I’m still not convinced that putting a ton of decisions and multiple states in one command is in the true spirit of Command-Based. @Oblarg could tell me “it’s okay” but I still coach my team to try for one state per command and put the if
statements in the isFinished
. (And switch
etc. are problematic except in a subsystem that defines a FSM controller that really is hard to define using simpler command-based techniques). (I’m not talking about the composed group commands that use sequential and parallel to perform a complex operation.)
OP may be interested in my variety of examples I’ve put together in response to another CD thread. And Should you have State in Subsystems? (Java) - #7 by Jedi_4 has a nice example from their 2024 robot.
That post by @Jedi_4 inspired me to present a simpler example and to dust off an old FSM example. It uses command-based to create a Moore FSM of a transition being current state + Trigger
→ Command
that is the new state. It’s in the MooreLikeFSM.java subsystem
of https://github.com/tom131313/Example-LED with several examples included.

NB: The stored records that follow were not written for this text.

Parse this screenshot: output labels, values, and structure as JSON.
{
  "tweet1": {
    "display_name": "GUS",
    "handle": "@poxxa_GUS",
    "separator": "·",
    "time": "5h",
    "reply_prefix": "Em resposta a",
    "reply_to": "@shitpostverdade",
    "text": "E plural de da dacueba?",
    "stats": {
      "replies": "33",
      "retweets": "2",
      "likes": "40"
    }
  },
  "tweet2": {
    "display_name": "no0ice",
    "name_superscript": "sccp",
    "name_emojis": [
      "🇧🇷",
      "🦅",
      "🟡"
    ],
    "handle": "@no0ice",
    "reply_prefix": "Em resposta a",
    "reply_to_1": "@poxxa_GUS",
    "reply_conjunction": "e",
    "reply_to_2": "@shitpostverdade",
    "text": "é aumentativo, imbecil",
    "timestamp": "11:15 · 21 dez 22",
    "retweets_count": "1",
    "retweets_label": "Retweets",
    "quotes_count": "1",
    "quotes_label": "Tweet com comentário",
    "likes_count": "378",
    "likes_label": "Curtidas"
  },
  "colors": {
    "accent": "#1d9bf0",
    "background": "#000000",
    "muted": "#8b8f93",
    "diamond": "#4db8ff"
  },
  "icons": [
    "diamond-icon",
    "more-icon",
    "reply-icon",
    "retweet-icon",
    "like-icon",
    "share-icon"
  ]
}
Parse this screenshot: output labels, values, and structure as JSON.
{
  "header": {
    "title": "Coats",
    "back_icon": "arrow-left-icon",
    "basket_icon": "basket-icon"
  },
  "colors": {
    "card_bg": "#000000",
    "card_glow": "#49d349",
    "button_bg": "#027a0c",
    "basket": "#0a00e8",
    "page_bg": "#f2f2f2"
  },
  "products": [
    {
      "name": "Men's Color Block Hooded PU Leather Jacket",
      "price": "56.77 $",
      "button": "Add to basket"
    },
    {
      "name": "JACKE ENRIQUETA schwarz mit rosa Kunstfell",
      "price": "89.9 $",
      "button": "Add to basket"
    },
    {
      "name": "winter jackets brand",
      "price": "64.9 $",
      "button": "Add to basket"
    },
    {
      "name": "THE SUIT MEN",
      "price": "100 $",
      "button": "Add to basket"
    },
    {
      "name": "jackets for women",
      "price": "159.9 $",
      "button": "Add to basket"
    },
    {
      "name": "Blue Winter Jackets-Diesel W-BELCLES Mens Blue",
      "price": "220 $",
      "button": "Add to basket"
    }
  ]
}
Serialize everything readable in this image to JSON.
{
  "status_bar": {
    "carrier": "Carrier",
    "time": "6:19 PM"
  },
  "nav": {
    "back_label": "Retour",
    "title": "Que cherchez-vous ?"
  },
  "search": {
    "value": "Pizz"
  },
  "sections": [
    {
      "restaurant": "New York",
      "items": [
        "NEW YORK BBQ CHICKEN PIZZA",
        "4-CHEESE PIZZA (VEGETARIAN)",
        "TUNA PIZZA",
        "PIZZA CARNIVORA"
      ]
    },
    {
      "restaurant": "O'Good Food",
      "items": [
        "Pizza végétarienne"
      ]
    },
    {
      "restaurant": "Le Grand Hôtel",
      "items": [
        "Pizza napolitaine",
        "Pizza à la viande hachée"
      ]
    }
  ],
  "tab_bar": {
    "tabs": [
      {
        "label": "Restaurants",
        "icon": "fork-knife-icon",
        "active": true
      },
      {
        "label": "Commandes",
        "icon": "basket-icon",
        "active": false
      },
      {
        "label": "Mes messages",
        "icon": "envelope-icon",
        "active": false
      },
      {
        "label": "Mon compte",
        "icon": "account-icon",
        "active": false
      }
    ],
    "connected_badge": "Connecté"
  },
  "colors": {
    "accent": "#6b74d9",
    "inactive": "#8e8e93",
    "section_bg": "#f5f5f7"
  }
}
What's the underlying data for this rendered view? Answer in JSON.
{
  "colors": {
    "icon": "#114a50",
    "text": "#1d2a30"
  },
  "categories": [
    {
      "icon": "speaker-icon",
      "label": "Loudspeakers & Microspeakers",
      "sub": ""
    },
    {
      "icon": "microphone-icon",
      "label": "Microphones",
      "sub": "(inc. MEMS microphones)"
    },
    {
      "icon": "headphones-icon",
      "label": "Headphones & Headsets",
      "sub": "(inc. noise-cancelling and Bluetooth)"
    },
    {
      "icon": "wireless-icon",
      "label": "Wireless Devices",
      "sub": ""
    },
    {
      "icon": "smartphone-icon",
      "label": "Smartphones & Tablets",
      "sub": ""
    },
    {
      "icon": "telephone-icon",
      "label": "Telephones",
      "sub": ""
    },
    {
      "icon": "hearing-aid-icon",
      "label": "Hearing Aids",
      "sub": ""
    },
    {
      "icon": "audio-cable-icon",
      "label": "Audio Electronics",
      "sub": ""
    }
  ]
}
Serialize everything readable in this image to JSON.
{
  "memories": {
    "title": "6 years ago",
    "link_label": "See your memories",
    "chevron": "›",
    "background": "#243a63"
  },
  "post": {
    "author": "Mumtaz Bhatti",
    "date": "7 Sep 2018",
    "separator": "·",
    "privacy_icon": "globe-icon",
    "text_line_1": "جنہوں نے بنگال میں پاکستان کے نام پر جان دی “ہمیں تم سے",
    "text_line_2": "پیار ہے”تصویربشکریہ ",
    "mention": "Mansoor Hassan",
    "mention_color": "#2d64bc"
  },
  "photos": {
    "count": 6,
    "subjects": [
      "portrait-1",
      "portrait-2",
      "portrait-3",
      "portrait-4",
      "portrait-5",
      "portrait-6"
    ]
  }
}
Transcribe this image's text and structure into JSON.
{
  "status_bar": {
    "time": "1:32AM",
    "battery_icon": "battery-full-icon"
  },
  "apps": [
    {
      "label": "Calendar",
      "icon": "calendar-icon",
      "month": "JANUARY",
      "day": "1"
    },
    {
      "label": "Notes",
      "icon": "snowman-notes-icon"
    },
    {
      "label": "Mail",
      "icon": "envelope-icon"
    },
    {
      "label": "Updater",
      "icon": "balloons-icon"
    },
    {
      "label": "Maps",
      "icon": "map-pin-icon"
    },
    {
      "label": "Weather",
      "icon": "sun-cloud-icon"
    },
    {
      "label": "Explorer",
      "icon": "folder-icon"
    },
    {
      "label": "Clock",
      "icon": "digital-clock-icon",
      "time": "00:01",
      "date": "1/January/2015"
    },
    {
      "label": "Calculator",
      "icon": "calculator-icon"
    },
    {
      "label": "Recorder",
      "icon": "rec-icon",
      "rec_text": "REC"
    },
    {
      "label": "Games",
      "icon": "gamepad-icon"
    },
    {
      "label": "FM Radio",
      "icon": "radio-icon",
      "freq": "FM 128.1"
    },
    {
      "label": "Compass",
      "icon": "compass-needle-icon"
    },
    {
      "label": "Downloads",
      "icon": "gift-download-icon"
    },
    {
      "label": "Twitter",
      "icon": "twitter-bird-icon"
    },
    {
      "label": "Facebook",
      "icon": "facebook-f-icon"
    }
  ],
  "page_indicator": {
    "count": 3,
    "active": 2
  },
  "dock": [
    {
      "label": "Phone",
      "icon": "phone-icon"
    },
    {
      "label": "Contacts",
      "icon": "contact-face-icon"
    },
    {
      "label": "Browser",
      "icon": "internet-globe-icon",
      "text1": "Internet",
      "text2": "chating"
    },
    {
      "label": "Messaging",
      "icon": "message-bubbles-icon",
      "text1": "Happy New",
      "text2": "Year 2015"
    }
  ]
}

That FSM code looks complicated (bloated) only in its repetition since it has 8 states and 14 triggers that are essentially identical. It’s the Knight Rider Kitt red LED scanner. It runs in sim mode.
(Sorry I didn’t implement the time lapsed gradient fade of the scanner - that adds more bloat to the example but I still might do it when I have more time. It might be very easy since the upcoming WPILib LED routines do a lot of heavy lifting for you.)